Impact: Excessively cloudy water can be a breeding ground for pathogens and that could lead to waterborne diseases like gastroenteritis in people. Turbid water also can kill fish by clogging their gills.
Total Dissolved Solids
Total dissolved solids is a measure of the combined inorganic and organic particles suspended in a liquid. They include calcium, chlorides, nitrate, iron, sulfur, phosphorous, and other particles that will pass through a filter of two microns.
Sources: Fertilizers, sewage, soil erosion, storm runoff, and industrial discharges can all contribute total dissolved solids.
Impact: Can cause toxicity through increases in salinity for fish, including salmon. High concentrations of solids can also affect drinking water quality, and impact the efficiency of water treatment processes. The solids present in a stream affect water clarity, which impacts the amount of light that reaches aquatic plants, affecting photosynthesis.
pH is the measure of how acidic or basic water is. Water’s pH determines both its solubility and how biologically useful it is to aquatic life. In the case of nutrients, pH determines just how nutritious they’ll be. It also determines the toxicity level for metals.
Sources: Pollutants end up in lakes, streams and rivers through storm runoff, industrial processes, and precipitation (acid rain).
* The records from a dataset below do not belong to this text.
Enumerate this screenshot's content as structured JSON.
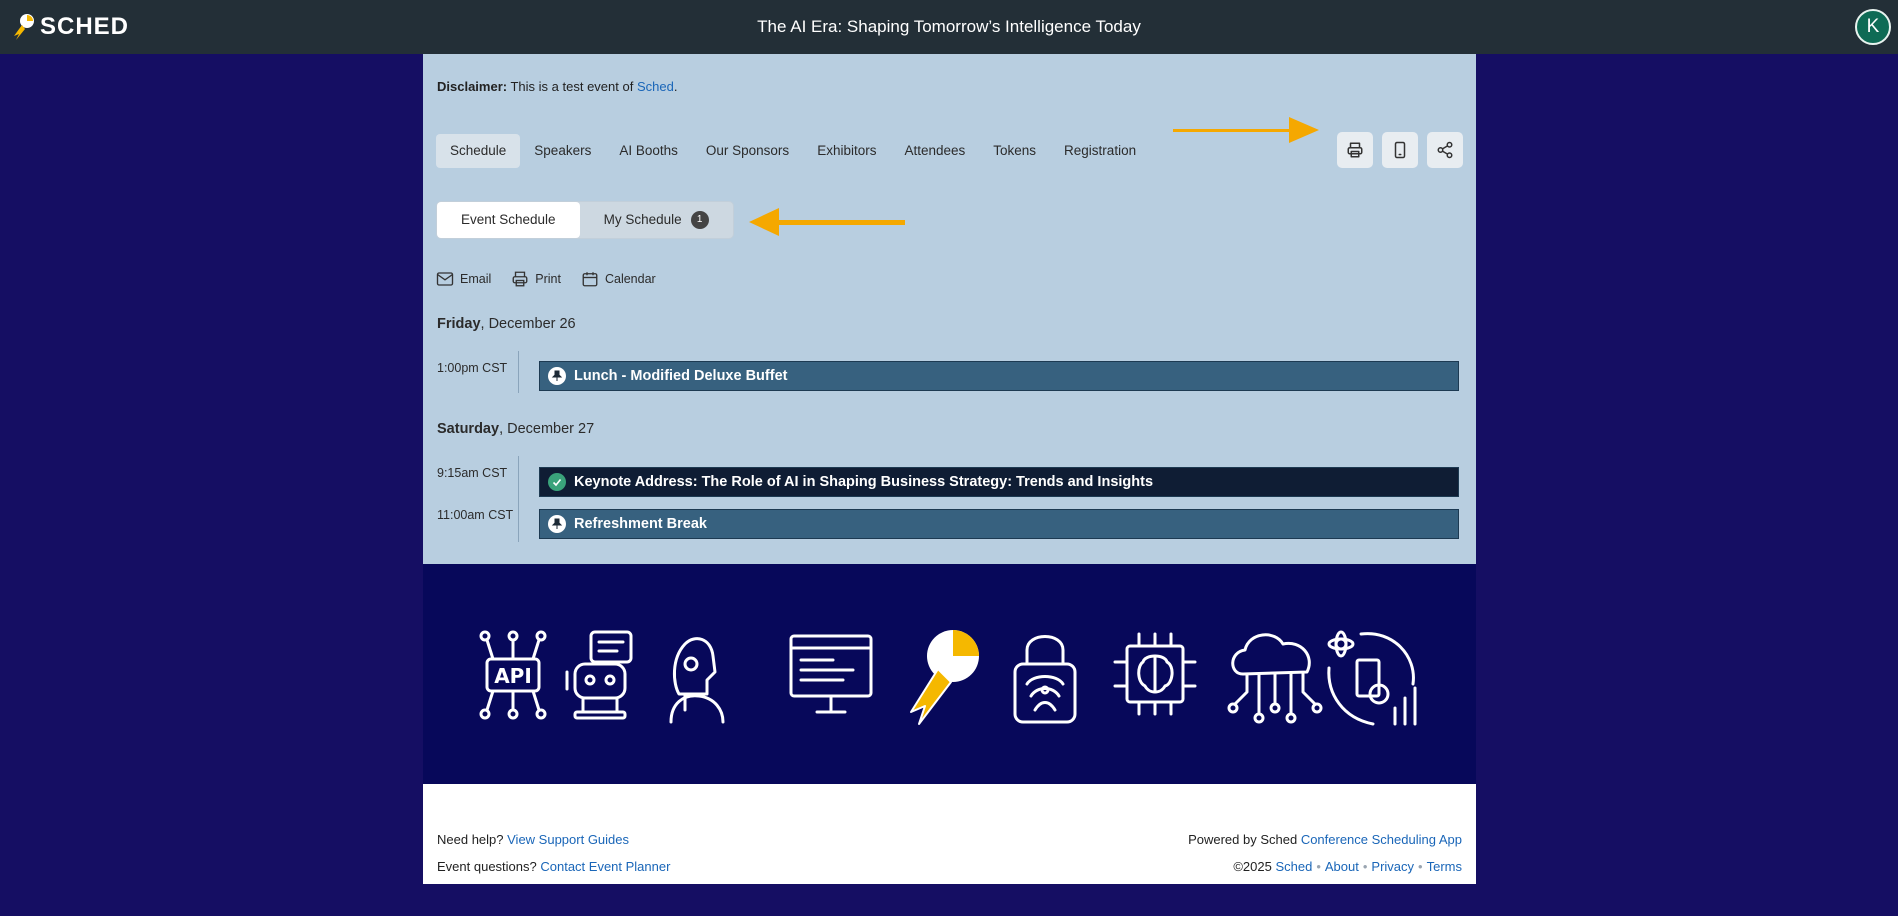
{
  "topbar": {
    "logo_text": "SCHED",
    "title": "The AI Era: Shaping Tomorrow’s Intelligence Today",
    "avatar_initial": "K"
  },
  "disclaimer": {
    "label": "Disclaimer:",
    "text": "This is a test event of",
    "link": "Sched",
    "end": "."
  },
  "nav": {
    "tabs": [
      {
        "label": "Schedule",
        "active": true
      },
      {
        "label": "Speakers"
      },
      {
        "label": "AI Booths"
      },
      {
        "label": "Our Sponsors"
      },
      {
        "label": "Exhibitors"
      },
      {
        "label": "Attendees"
      },
      {
        "label": "Tokens"
      },
      {
        "label": "Registration"
      }
    ],
    "icons": [
      "printer-icon",
      "mobile-icon",
      "share-icon"
    ]
  },
  "views": {
    "event_schedule": "Event Schedule",
    "my_schedule": "My Schedule",
    "my_schedule_count": "1"
  },
  "actions": {
    "email": "Email",
    "print": "Print",
    "calendar": "Calendar"
  },
  "days": [
    {
      "weekday": "Friday",
      "date": ", December 26",
      "sessions": [
        {
          "time": "1:00pm CST",
          "title": "Lunch - Modified Deluxe Buffet",
          "kind": "break"
        }
      ]
    },
    {
      "weekday": "Saturday",
      "date": ", December 27",
      "sessions": [
        {
          "time": "9:15am CST",
          "title": "Keynote Address: The Role of AI in Shaping Business Strategy: Trends and Insights",
          "kind": "added"
        },
        {
          "time": "11:00am CST",
          "title": "Refreshment Break",
          "kind": "break"
        }
      ]
    }
  ],
  "banner": {
    "icons": [
      "api-chip-icon",
      "chatbot-icon",
      "robot-head-icon",
      "code-monitor-icon",
      "sched-logo-icon",
      "fingerprint-lock-icon",
      "brain-chip-icon",
      "cloud-network-icon",
      "data-gear-icon"
    ]
  },
  "footer": {
    "help_text": "Need help?",
    "help_link": "View Support Guides",
    "questions_text": "Event questions?",
    "questions_link": "Contact Event Planner",
    "powered_text": "Powered by Sched",
    "powered_link": "Conference Scheduling App",
    "copyright": "©2025",
    "sched_link": "Sched",
    "about_link": "About",
    "privacy_link": "Privacy",
    "terms_link": "Terms",
    "separator": "•"
  },
  "colors": {
    "page_bg": "#150e63",
    "topbar_bg": "#232f37",
    "panel_bg": "#b8cee0",
    "banner_bg": "#07085a",
    "session_break": "#37617f",
    "session_keynote": "#0f1d34",
    "link": "#1a66b8",
    "arrow": "#f5a800"
  }
}
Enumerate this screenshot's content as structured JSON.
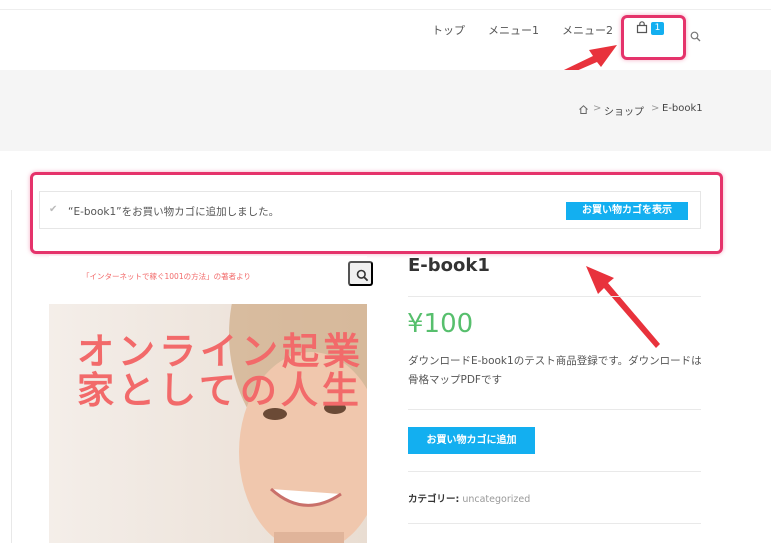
{
  "header": {
    "nav": [
      "トップ",
      "メニュー1",
      "メニュー2"
    ],
    "cart_count": "1",
    "cart_icon": "shopping-bag-icon",
    "search_icon": "search-icon"
  },
  "breadcrumb": {
    "home_icon": "home-icon",
    "sep": ">",
    "shop": "ショップ",
    "current": "E-book1"
  },
  "notice": {
    "text": "“E-book1”をお買い物カゴに追加しました。",
    "button": "お買い物カゴを表示"
  },
  "product": {
    "image_caption": "「インターネットで稼ぐ1001の方法」の著者より",
    "image_title": "オンライン起業家としての人生",
    "title": "E-book1",
    "price": "¥100",
    "description": "ダウンロードE-book1のテスト商品登録です。ダウンロードは骨格マップPDFです",
    "add_to_cart": "お買い物カゴに追加",
    "category_label": "カテゴリー:",
    "category": "uncategorized"
  },
  "colors": {
    "accent": "#13aff0",
    "price": "#57bf6d",
    "highlight": "#e5336b",
    "arrow": "#e8323c"
  }
}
These pollutants, which tend to be acidic, collect in streams and the surrounding soil and effectively lower the pH of the ecosystem.
Impact: High pH levels are harmful to fish and other aquatic life. The more acidic the water the faster it delivers heavy metals to fish. Water with a pH that is too high has a bitter taste and requires more treatment for drinking.
Fecal Coliform Bacteria
A type of bacteria found in human and animal feces. They may indicate the presence of pathogens, viruses, and protozoans that also live in the digestive tract. E. Coli is one species of fecal coliform.
Sources: Bacteria may enter lakes, rivers, and streams stormwater and agricultural runoff and from sewage treatment plant discharges or failed home septic systems.
Impact: The bacteria reduces dissolved oxygen in water, thus making it difficult for fish and other aquatic life to survive. Health hazards to humans include dysentery, viral and bacterial gastroenteritis and hepatitis A.
Total Dissolved Gas
Total dissolved gas is the measure of gas saturation in lakes, rivers and streams.
Sources: Hydroelectric and impoundment dams, warm water discharges from power plants and industrial facilities that practice water-cooling, and agricultural runoff are all causes of increased levels of total dissolved gas.
Impact: When the total pressure of gases in water exceeds the atmospheric pressure at the water’s surface, supersaturation occurs. When supersaturation exceeds safe levels, large populations of fish can die very suddenly.